А в ноябре — земля без грима и воздух серый и пустой – земля особенно ранима какой-то высшей простотой. И забывая быть самими собой и думать напоказ, мы ищем подлинное имя тому, что заменяет нас… (А. Трунин) …Мы схожи друг с другом ненужностью: ер и ять. Мы крестиком медным звеним в виноградном сне гадаем о звуке, который нельзя разъять, и легкое небо синице сулим по весне… Зерно прорастает, собой замыкая круг. Мы — дети зерна — тянем руки и светим кожей… Детеныша скорбного времени кормим с рук, а кровных детей оставляем земле прохожей… (С. Львова) Не ищи ни промысла, ни смысла — все, что было, было абы как. Это знак последнего регистра выпадает. Самый твердый знак. Чтоб намека явного на сроки не искали тщетно между строк. Не кричите, пьяные пророки: все пророки были нам не впрок. …Потому, ладонями закрывшись, не надеясь избежать потерь, никогда не уповай на милость, но вдыхай, догадывайся, верь. (А. Мызников) Коль пишется — пиши. А нет, и так сиди читай про небыли и были, которые мы в школе проходили, и так прошли, что в голове — бардак. …Ну что ж, оставим игры для ума. Светильник потуши. Сиди и слушай. Такая тишина, что режет уши. Зимым-зима. (М. Улыбышева)

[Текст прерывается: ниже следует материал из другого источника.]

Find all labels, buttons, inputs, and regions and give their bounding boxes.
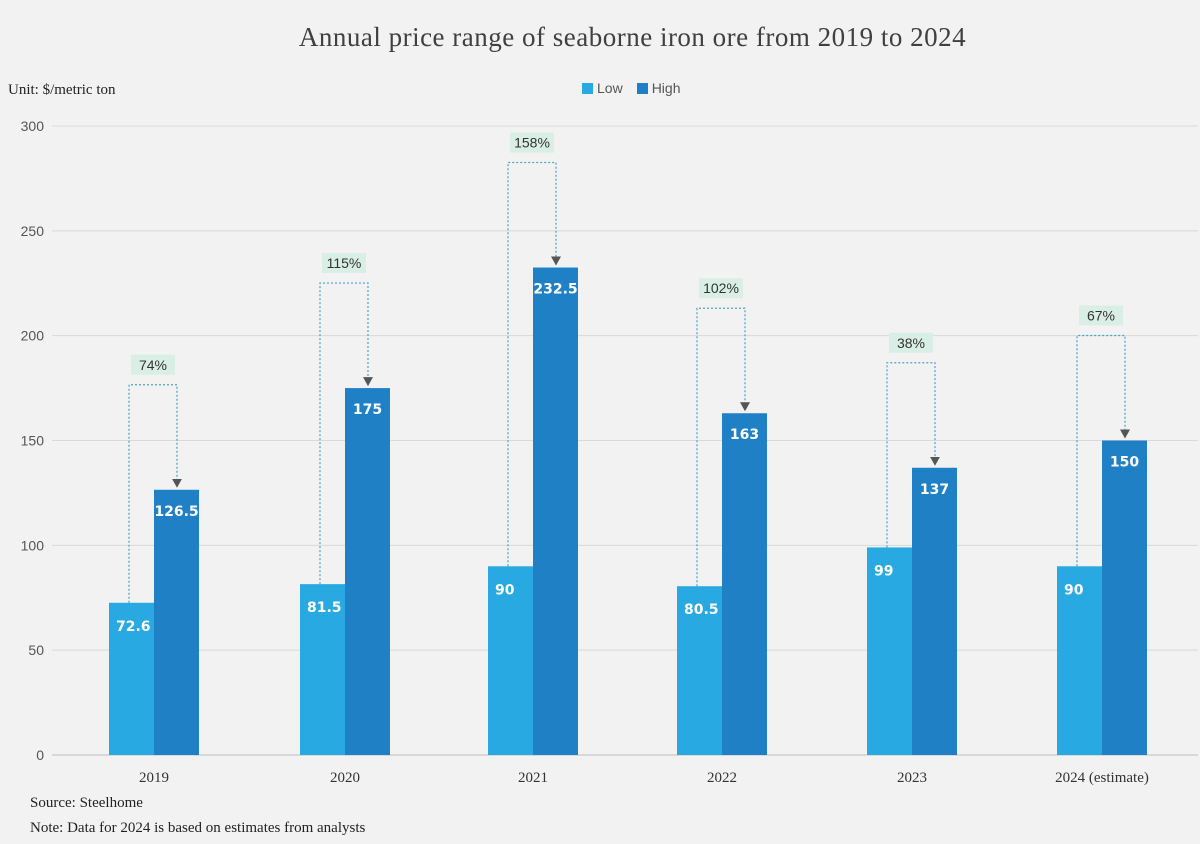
x-tick-label: 2021 — [518, 770, 548, 786]
y-tick-label: 200 — [21, 328, 45, 344]
legend-item-low: Low — [582, 80, 623, 96]
bar-low — [109, 602, 154, 755]
y-tick-label: 0 — [36, 747, 44, 763]
bar-high-value-label: 163 — [730, 427, 759, 443]
bar-high — [345, 388, 390, 755]
change-percent-label: 158% — [514, 135, 550, 151]
legend-item-high: High — [636, 80, 681, 96]
bar-low — [867, 547, 912, 755]
bar-high — [154, 489, 199, 755]
bars: 72.6 126.5 81.5 175 90 232.5 80.5 163 99 137 90 150 — [109, 267, 1147, 755]
y-tick-label: 150 — [21, 433, 45, 449]
bar-high-value-label: 232.5 — [533, 282, 577, 298]
bar-high — [533, 267, 578, 755]
bar-low — [300, 584, 345, 755]
grid-lines — [52, 125, 1198, 756]
change-bracket — [1076, 334, 1130, 567]
bar-low — [677, 586, 722, 755]
change-label-bg — [699, 278, 743, 299]
change-label-bg — [889, 332, 933, 353]
bar-low-value-label: 80.5 — [684, 602, 719, 618]
change-percent-label: 38% — [897, 335, 925, 351]
chart-legend: Low High — [582, 80, 680, 96]
annotations: 74% 115% 158% 102% 38% 67% — [128, 132, 1130, 603]
change-label-bg — [1079, 305, 1123, 326]
y-tick-label: 50 — [28, 642, 44, 658]
bar-low-value-label: 99 — [874, 563, 893, 579]
bar-high-value-label: 126.5 — [154, 504, 198, 520]
chart-title: Annual price range of seaborne iron ore … — [298, 22, 967, 52]
change-bracket — [507, 161, 561, 567]
bar-low — [1057, 566, 1102, 755]
bar-high — [1102, 440, 1147, 755]
change-percent-label: 67% — [1087, 308, 1115, 324]
legend-swatch-high — [636, 82, 648, 94]
x-tick-label: 2019 — [139, 770, 169, 786]
bar-low — [488, 566, 533, 755]
legend-swatch-low — [582, 82, 593, 94]
x-tick-label: 2024 (estimate) — [1055, 770, 1149, 786]
unit-label: Unit: $/metric ton — [8, 82, 116, 98]
bar-low-value-label: 90 — [495, 582, 515, 598]
change-bracket — [319, 282, 373, 585]
change-label-bg — [131, 354, 175, 375]
bar-low-value-label: 90 — [1064, 582, 1084, 598]
legend-label-high: High — [651, 80, 681, 96]
bar-low-value-label: 72.6 — [116, 619, 151, 635]
x-tick-label: 2020 — [330, 770, 360, 786]
change-label-bg — [510, 132, 554, 153]
y-tick-label: 100 — [21, 537, 45, 553]
change-bracket — [886, 362, 940, 548]
source-text: Source: Steelhome — [30, 795, 143, 811]
bar-high-value-label: 137 — [920, 482, 949, 498]
bar-high — [912, 467, 957, 755]
note-text: Note: Data for 2024 is based on estimate… — [30, 820, 366, 836]
x-axis-ticks: 2019 2020 2021 2022 2023 2024 (estimate) — [139, 770, 1149, 786]
bar-high-value-label: 175 — [353, 402, 382, 418]
bar-high-value-label: 150 — [1110, 455, 1139, 471]
bar-high — [722, 413, 767, 755]
change-bracket — [696, 307, 750, 587]
y-tick-label: 300 — [21, 118, 45, 134]
change-percent-label: 74% — [139, 357, 167, 373]
legend-label-low: Low — [597, 80, 623, 96]
y-axis-ticks: 0 50 100 150 200 250 300 — [21, 118, 45, 763]
change-percent-label: 102% — [703, 280, 739, 296]
x-tick-label: 2022 — [707, 770, 737, 786]
change-percent-label: 115% — [327, 255, 362, 271]
y-tick-label: 250 — [21, 223, 45, 239]
bar-low-value-label: 81.5 — [307, 600, 342, 616]
x-tick-label: 2023 — [897, 770, 927, 786]
change-label-bg — [322, 253, 366, 274]
change-bracket — [128, 384, 182, 603]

Как везде бьется тоска по какой-то оставленной или еще не достигнутой простоте, ясности, прозрачности, сквозь которую глядит в читательское сердце Бог… Словно время замутняет смыслы и поэту надо быть все время готовым не даться, не уступить раскрашенной лжи или отнимающей всякий цвет удушливой серости и слышать, не упускать в тумане подлинный звук, который всегда, даже в последних сумерках, держала русская поэзия. Эта тайная тоска по здоровой простоте отчетливо слышна сегодня и в молодой русской прозе, суля возвращение к высокой, пошатнувшейся было, классической традиции, без опоры на которую никакая новизна не нова.
По русскому обыкновению, поэты много печалятся — наша муза невесела. Это внешне можно бы принять за недовольство судьбой, да только это будет неправдой. В этом сетовании — высокое смирение и тайная улыбка над бессилием этой судьбы. И острая любовь к малому своему углу, который при малости и “неслышности” своей таинственно хранит всю полноту родного неба.

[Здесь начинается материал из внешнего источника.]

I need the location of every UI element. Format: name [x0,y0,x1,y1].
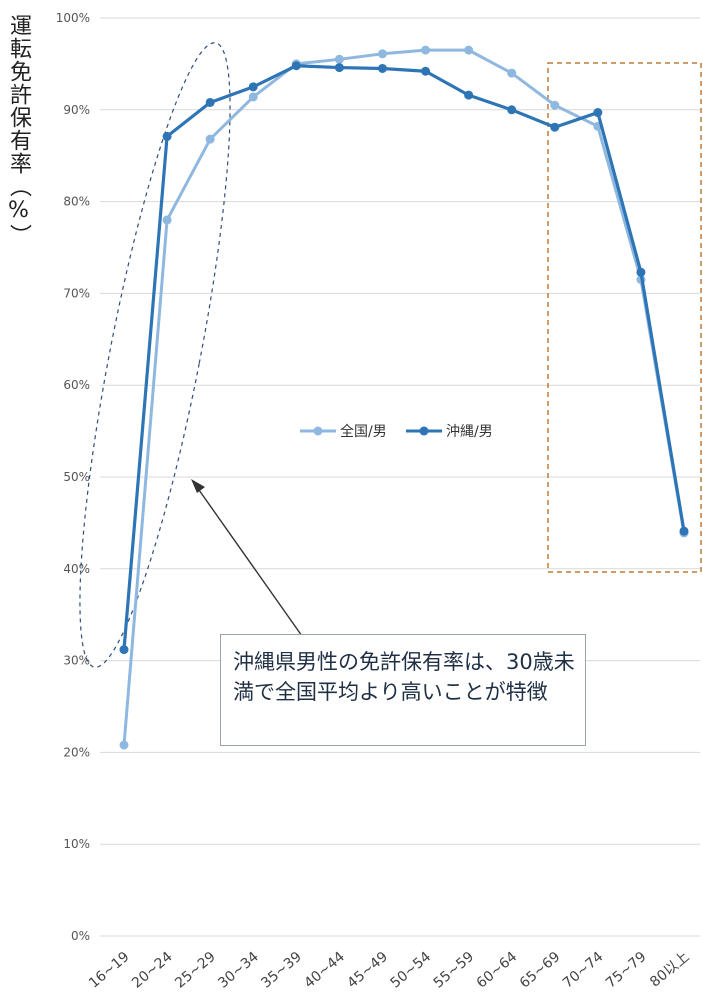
highlight-box-elderly [547,62,702,573]
data-point [248,82,258,92]
data-point [593,108,603,118]
legend: 全国/男 沖縄/男 [300,423,493,440]
data-point [421,66,431,76]
y-tick-label: 100% [56,11,90,25]
y-tick-labels: 0% 10% 20% 30% 40% 50% 60% 70% 80% 90% 100% [56,11,90,943]
data-point [679,526,689,536]
legend-label: 沖縄/男 [446,424,493,440]
y-tick-label: 10% [63,837,90,851]
x-tick-label: 35~39 [258,949,305,992]
data-point [507,105,517,115]
annotation-callout: 沖縄県男性の免許保有率は、30歳未満で全国平均より高いことが特徴 [220,634,586,746]
x-tick-label: 25~29 [172,949,219,992]
data-point [377,63,387,73]
y-tick-label: 60% [63,378,90,392]
y-tick-label: 80% [63,195,90,209]
x-tick-label: 20~24 [129,949,176,992]
series-line [122,64,686,650]
y-tick-label: 90% [63,103,90,117]
legend-marker [419,426,429,436]
y-tick-label: 30% [63,654,90,668]
annotation-arrow [191,479,303,637]
y-tick-label: 20% [63,745,90,759]
y-tick-label: 0% [71,929,90,943]
x-tick-label: 80以上 [647,949,692,991]
data-point [550,100,560,110]
x-tick-label: 70~74 [560,949,607,992]
x-tick-label: 40~44 [301,949,348,992]
highlight-ellipse-young [79,42,231,668]
data-point [334,54,344,64]
x-tick-labels: 16~1920~2425~2930~3435~3940~4445~4950~54… [86,949,693,992]
legend-marker [313,426,323,436]
y-tick-label: 40% [63,562,90,576]
x-tick-label: 60~64 [474,949,521,992]
data-point [119,645,129,655]
data-point [205,134,215,144]
x-tick-label: 65~69 [517,949,564,992]
y-axis-label: 運転免許保有率（%） [6,14,31,247]
data-point [636,267,646,277]
data-point [205,97,215,107]
y-tick-label: 50% [63,470,90,484]
x-tick-label: 16~19 [86,949,133,992]
y-tick-label: 70% [63,286,90,300]
x-tick-label: 55~59 [431,949,478,992]
legend-label: 全国/男 [340,423,387,440]
x-tick-label: 45~49 [344,949,391,992]
x-tick-label: 50~54 [388,949,435,992]
data-point [464,45,474,55]
legend-item: 沖縄/男 [406,424,493,440]
series-lines [119,45,689,750]
data-point [162,215,172,225]
data-point [421,45,431,55]
data-point [291,61,301,71]
data-point [550,122,560,132]
data-point [334,63,344,73]
data-point [377,49,387,59]
series-line [122,48,686,746]
data-point [507,68,517,78]
series-okinawa-male [119,61,689,655]
x-tick-label: 30~34 [215,949,262,992]
data-point [248,92,258,102]
data-point [464,90,474,100]
legend-item: 全国/男 [300,423,387,440]
x-tick-label: 75~79 [603,949,650,992]
data-point [119,740,129,750]
data-point [162,131,172,141]
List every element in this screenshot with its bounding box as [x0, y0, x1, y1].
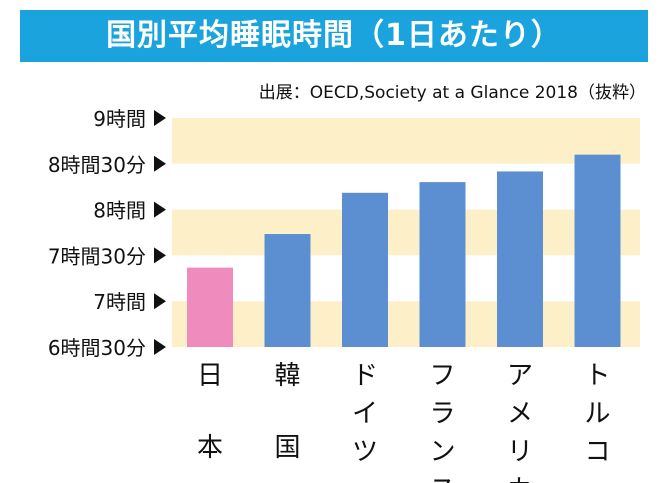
y-axis: 9時間 8時間30分 8時間 7時間30分 7時間 6時間30分: [48, 107, 166, 360]
grid-band: [172, 209, 640, 256]
x-tick-label: フランス: [429, 361, 455, 483]
bar: [419, 182, 466, 347]
bar: [497, 171, 543, 347]
y-tick-label: 7時間30分: [48, 244, 146, 268]
grid-band: [172, 255, 640, 302]
grid-band: [172, 163, 640, 210]
x-tick-label: アメリカ: [507, 361, 533, 483]
y-tick-marker-icon: [154, 155, 166, 172]
x-tick-label: トルコ: [584, 361, 610, 467]
y-tick-marker-icon: [154, 339, 166, 355]
grid-band: [172, 301, 640, 347]
y-tick-marker-icon: [154, 247, 166, 264]
bar: [342, 192, 388, 347]
x-tick-label: ドイツ: [352, 361, 378, 467]
y-tick-marker-icon: [154, 293, 166, 310]
band-layer: [172, 118, 640, 347]
bar-layer: [187, 154, 621, 347]
x-tick-label: 韓国: [274, 361, 300, 463]
grid-band: [172, 118, 640, 164]
y-tick-marker-icon: [154, 110, 166, 126]
y-tick-label: 6時間30分: [48, 336, 146, 360]
source-note: 出展：OECD,Society at a Glance 2018（抜粋）: [258, 83, 646, 103]
bar: [187, 267, 233, 347]
y-tick-label: 9時間: [93, 107, 146, 131]
y-tick-label: 7時間: [93, 290, 146, 314]
y-tick-label: 8時間: [93, 199, 146, 223]
y-tick-marker-icon: [154, 201, 166, 218]
x-tick-label: 日本: [197, 361, 223, 463]
bar: [574, 154, 621, 347]
chart-title: 国別平均睡眠時間（1日あたり）: [20, 10, 648, 62]
bar: [264, 234, 311, 347]
y-tick-label: 8時間30分: [48, 153, 146, 177]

Настолько не столица — до корней волос последнего из жителей окраин, Калуга, терпеливица, мы в ней рождаемся, живем и умираем. (А. Трунин) Здесь, в нашем доме, много тишины. На полках, как в утробе, спят кувшины. Мы взбалмошному миру не слышны, хоть, в общем, тоже сделаны из глины… (С. Львова)

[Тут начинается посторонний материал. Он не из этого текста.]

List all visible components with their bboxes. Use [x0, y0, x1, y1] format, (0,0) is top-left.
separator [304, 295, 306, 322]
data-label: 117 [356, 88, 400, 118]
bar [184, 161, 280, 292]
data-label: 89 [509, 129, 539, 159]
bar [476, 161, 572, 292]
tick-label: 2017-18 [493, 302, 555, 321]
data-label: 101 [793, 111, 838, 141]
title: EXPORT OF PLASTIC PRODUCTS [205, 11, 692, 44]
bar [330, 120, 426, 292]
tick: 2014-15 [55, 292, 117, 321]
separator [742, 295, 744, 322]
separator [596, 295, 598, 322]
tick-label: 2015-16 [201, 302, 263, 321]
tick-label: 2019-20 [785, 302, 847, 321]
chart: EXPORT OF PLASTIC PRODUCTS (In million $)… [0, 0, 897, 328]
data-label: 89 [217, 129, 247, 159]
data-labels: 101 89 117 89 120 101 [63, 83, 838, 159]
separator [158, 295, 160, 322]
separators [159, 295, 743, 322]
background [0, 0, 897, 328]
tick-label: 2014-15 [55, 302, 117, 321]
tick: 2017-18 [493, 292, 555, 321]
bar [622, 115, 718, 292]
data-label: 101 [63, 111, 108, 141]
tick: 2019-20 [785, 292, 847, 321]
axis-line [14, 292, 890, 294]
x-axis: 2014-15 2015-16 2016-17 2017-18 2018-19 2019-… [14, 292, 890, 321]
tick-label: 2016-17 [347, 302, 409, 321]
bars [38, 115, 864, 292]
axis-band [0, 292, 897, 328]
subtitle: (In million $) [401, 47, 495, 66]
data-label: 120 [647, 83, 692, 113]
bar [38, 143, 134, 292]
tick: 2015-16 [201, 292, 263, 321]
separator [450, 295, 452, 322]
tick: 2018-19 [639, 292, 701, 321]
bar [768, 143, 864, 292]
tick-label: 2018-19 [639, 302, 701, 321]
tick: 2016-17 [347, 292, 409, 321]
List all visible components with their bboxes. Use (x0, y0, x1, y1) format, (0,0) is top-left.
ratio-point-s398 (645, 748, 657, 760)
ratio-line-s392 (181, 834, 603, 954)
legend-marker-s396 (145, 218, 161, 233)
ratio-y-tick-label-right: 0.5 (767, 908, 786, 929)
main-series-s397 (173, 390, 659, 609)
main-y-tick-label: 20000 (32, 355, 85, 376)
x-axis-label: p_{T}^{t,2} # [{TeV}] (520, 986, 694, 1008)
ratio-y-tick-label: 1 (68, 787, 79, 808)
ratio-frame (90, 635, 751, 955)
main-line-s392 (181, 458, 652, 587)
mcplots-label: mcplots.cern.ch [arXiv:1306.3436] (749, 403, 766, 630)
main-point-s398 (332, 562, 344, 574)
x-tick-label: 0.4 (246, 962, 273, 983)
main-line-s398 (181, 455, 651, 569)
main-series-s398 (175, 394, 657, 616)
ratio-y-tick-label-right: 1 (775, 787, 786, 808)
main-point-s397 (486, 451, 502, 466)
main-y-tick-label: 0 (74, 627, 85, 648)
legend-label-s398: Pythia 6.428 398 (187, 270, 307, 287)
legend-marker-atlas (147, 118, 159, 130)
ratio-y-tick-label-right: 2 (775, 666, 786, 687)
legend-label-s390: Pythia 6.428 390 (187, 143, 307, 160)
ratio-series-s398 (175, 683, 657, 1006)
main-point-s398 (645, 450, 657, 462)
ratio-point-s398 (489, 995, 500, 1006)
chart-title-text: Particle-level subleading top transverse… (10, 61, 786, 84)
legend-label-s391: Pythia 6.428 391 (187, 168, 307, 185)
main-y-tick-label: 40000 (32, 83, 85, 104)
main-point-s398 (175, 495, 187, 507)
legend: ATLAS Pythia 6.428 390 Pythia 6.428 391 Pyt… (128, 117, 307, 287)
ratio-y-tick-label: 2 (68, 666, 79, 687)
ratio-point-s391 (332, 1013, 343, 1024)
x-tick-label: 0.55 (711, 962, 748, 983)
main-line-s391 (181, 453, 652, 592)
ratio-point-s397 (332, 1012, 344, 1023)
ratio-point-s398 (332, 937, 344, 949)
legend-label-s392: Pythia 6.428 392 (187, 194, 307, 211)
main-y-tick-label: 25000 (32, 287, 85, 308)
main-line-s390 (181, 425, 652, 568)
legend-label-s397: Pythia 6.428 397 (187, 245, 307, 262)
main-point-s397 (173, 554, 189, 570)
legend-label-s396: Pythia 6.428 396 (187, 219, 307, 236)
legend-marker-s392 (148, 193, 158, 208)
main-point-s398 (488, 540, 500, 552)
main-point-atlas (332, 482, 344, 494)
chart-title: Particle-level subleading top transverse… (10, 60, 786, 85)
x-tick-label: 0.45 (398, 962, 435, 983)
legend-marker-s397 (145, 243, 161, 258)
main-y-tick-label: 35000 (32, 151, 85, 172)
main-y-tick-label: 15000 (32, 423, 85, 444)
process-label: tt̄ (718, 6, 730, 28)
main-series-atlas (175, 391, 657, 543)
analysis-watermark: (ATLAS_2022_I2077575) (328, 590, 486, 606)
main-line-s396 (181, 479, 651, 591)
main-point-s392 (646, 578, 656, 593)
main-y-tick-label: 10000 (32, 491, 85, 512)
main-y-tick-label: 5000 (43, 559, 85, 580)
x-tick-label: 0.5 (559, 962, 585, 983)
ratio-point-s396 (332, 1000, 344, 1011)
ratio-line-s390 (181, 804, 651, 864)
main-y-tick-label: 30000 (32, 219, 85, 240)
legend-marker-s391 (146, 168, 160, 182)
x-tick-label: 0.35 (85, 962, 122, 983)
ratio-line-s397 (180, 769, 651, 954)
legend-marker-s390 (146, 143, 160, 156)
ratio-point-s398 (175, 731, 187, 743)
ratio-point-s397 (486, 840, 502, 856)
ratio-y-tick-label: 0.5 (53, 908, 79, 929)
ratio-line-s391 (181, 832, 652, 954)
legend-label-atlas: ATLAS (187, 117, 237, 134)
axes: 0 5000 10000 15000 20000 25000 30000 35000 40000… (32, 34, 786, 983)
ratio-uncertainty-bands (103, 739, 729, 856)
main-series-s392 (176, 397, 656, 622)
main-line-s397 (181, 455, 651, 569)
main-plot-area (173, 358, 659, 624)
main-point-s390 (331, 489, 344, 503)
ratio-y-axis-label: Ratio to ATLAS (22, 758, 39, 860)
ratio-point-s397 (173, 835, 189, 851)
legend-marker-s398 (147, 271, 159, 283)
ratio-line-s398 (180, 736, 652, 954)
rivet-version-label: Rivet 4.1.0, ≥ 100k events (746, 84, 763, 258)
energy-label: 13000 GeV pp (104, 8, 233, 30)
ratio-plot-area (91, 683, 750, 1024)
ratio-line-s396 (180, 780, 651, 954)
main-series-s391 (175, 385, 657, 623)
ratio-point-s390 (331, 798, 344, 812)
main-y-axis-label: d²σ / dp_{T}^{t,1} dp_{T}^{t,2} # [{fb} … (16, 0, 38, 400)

И даже в цикле о “последнем времени” (с оттенком эсхатологичности), вслушавшись, найдешь за печалью то же старинное неодолимое, с аввакумовой поры слышимое: ну, ино еще побредем, всегда пробивающееся из как будто окончательно обступившего отчаяния.
Никакой философией времени не объяснить, как пустеет дом, из которого гости уходят домой, потому что пора расставаться, и зачем перебои сердца, которые мы потом называем дольником… (С. Львова)
Вот это нечаянное “называем дольником” всё и спасёт и осветит, рифма и ритм выручат, введя растерявшееся чувство в гармонический порядок мира.
Утром подумай, как день провести, За что зацепиться душе. И если рассудишь по совести — То не за что вроде уже. (А. Мызников)
Не за что, кроме поступи стиха, кроме исцеляющего слова да кроме русского сердца, которое таинственно и нерасторжимо связано с этим словом. И лучше всего это согласие выговаривается не в “интеллектуальных” стихах, не в поэтических медитациях, которые протаскивают в поэтическом платье вполне прозаическую умозрительность, а вот в этой будничной простоте, при которой выговаривается, кажется, и не поэт, а сама бедная жизнь за окном, записанная им “без всякого вмешательства”:
Надо видеть совсем немного: Сад в окне, за садом дорога, Поле, рощица и река — Чтобы знать, что живешь пока. А потом — над дорогой, садом, полем, рощицей и рекой — далеко и почти что рядом: небо, облако, вечный покой. (А. Трунин)
При чем здесь прописка: столица, провинция, Европа? Этот сад в окне, эти река и дорога одинаковы во всех концах земли. И везде на них одинаково глядит любящее сердце. Не зря они все искали прозрачности и тосковали по простоте. Она далась им в награду за напряжение слуха. Я думаю, все они вышли из этой книги другими, чем в час, когда замышляли ее, и поняли что-то очень важное, что теперь уже долго будет держать и подкреплять их на индивидуальных путях.
Четыре поэта могли бы составить замкнутый квадрат, положить руки на плечи, как стены камеры у Набокова, и задохнуться в тесноте взаимного ложного поощрения или скрытого соперничества, как это часто бывает в провинции. А они, не разнимая рук, повернулись вовне и увидели четыре стороны света, не потеряв бережного единства и не переставая слышать интонацию друг друга, как в клиросном пении — всякий со своим голосом, но с одним Господним словом и одним гимном.
И теперь всякий читатель этой книжки (пятьсот счастливцев) уже будет ответно и благодарно отзываться этому калужскому “квадрату”, возвращая ему с этих четырех сторон света любовь и понимание встречного русского сердца и слова.
Четыре поэта на тесном пространстве крошечной книги, в пору жарких разговоров об индивидуализации, сумели доказать, как много могут любовь и доверие и хоть краткая согласная жизнь в чистоте открытого поэтического сердца, когда оно, по слову апостола, “не завидует, не превозносится, не радуется неправде, а сорадуется истине…” (I Кор. 13; 4—6).
Псков
«У четырех ветров»: Светлана Львова, Александр Трунин, Александр Мызников, Марина Улыбышева. Стихи. — Калуга: Полиграф-Информ, 2001.